On the technical matter of delegates being unbound...it's an irrelevant point. We haven't had a convention in the modern history of the Democratic Party(prior to 1932, it was for all practical purposes an entirely different party) in which any significant number of delegates have broken with the candidate they were essentially pledged to. And there was no convention in that time when there was any evidence that any significant number of delegates pledged to the eventual nominee came anywhere close to considering breaking with that nominee(including Chicago in 1968, when every single delegate pledged to Hubert Humphrey KNEW that in voting to nominate him, and also in voting to back Johnson's position on the war, they were voting to make it impossible for this party to hang onto the White House). I grant that, in theory, any delegate can vote for anyone they wished to vote for, but that is only in theory. The option to break with a pledge to a candidate doesn't exist "in the real world".
Again, you're insulting me by accusing me of not living in the real world.

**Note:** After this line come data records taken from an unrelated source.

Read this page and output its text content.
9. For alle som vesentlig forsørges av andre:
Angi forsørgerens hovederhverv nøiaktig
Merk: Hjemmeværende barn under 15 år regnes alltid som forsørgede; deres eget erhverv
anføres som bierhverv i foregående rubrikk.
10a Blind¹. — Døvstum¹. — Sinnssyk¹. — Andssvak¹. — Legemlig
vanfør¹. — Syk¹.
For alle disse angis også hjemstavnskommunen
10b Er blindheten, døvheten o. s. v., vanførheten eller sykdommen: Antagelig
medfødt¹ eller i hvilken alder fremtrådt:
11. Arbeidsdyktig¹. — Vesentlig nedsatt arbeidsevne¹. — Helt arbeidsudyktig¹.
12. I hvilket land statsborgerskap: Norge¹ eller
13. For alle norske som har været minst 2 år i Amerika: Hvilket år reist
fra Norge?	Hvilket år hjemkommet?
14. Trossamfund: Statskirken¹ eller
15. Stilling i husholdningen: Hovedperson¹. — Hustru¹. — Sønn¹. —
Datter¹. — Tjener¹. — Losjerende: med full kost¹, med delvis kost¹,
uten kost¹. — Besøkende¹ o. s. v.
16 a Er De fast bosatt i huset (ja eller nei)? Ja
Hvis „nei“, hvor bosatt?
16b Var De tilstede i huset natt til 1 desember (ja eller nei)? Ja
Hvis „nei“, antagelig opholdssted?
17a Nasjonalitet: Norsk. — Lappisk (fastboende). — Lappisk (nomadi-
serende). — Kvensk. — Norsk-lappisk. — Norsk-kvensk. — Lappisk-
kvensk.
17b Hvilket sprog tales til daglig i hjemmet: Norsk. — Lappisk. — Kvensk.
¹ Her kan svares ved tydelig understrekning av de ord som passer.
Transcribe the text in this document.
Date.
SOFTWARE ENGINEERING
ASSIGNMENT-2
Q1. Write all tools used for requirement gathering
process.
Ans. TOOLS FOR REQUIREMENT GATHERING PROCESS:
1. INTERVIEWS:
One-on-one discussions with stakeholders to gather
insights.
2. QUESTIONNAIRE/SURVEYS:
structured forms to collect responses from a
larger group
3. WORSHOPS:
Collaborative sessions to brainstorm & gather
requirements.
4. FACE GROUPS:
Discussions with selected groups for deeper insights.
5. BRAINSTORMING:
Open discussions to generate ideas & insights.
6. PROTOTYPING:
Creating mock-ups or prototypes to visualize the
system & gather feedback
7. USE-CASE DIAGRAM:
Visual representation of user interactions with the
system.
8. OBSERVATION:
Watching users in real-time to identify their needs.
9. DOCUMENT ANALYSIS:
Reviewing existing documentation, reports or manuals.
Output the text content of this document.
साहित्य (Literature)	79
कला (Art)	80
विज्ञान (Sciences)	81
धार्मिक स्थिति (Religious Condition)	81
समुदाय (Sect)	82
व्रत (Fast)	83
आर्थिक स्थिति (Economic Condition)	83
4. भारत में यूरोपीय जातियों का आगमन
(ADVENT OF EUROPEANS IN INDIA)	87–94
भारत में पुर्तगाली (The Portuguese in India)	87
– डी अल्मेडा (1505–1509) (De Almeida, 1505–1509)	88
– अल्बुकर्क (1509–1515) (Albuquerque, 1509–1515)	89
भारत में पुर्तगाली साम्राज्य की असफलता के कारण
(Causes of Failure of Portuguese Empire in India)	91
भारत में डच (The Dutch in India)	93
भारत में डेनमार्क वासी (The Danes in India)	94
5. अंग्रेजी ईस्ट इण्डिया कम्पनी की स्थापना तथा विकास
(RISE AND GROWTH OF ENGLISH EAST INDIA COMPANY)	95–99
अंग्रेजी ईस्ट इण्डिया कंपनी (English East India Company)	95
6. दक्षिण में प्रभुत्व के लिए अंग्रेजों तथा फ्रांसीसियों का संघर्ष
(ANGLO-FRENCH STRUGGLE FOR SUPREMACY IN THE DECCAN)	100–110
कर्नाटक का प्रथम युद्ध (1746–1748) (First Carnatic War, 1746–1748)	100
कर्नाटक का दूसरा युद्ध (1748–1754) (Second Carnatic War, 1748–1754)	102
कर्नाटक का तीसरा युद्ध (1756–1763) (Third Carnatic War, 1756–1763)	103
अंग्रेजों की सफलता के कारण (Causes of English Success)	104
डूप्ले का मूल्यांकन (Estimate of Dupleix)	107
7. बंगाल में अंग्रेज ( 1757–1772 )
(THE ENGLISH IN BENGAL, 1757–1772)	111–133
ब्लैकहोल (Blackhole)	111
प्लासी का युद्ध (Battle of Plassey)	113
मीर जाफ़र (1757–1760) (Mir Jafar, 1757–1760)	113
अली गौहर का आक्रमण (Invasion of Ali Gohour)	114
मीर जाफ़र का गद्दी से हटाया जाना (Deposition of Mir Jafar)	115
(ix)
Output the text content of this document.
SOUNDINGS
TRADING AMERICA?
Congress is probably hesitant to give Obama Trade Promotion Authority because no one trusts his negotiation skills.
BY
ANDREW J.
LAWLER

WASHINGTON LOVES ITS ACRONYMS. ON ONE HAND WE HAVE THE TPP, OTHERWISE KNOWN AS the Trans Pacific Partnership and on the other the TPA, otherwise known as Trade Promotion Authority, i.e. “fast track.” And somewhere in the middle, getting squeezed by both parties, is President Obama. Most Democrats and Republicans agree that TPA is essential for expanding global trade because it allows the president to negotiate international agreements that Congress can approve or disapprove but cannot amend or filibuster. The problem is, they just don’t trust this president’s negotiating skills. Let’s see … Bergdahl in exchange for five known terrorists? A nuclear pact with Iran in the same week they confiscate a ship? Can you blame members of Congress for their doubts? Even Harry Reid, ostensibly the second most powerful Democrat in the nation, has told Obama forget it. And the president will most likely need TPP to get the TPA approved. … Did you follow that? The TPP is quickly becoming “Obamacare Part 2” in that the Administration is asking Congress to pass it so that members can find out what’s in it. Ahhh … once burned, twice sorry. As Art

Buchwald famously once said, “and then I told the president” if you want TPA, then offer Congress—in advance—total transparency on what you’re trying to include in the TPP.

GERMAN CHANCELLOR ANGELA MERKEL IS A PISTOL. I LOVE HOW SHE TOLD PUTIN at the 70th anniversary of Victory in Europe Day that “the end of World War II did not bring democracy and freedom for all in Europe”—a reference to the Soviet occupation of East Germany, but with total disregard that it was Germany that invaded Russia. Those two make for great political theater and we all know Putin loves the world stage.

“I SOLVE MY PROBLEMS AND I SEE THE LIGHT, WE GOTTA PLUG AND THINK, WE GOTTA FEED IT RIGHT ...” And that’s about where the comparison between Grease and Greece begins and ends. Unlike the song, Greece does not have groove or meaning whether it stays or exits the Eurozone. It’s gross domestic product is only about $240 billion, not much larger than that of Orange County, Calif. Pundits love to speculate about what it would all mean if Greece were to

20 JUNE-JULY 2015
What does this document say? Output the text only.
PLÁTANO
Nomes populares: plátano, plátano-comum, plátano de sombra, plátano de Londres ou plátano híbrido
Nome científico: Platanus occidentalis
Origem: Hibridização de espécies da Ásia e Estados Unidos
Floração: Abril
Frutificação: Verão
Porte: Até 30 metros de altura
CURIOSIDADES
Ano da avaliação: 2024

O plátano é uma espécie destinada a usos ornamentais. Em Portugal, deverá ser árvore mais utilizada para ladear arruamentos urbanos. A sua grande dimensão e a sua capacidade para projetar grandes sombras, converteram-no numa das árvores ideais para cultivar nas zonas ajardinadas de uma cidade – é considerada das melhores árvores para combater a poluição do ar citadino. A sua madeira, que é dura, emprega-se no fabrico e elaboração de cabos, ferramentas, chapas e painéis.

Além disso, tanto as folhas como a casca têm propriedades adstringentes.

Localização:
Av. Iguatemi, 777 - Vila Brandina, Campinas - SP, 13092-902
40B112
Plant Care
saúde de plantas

Here's how real world I've been.
In addition to attending several Alaska Democratic conventions...some in years when you had to fly to three separate rounds of caucuses and sleep on somebody's floor while doing so.
I've given speeches for presidential candidates at two rounds of precinct caucuses and wrote the speech given by someone else for a third.
I've campaigned door-to-door for Democratic congressional and legislative and U.S. Senate candidates there...in late October and early November...when it gets dark at 4 in the afternoon and when doorbelling and canvassing involving walking large neighborhoods in a slashing rainstorm when its 35 degrees and there's a 40 MPH wind in my face. That is as real world as it gets.
And if anybody doubts it, I'm willing to get important Democratic figures, including at least one pro-HRC former Democratic National Committeewoman and current member of the Alaska State House, to vouch for me on it.
Your continued implication that I'm not involved in real world politics is a personal insult and a despicable lie.. There's no reason to make it about me at all-since I've never made anything about you. We both have equal authority to speak on things here and you have no reason to try and use personal derision to shut me up.
These tactics make you sound like an insecure bully-one in particular.
Why would you WANT to sound like that?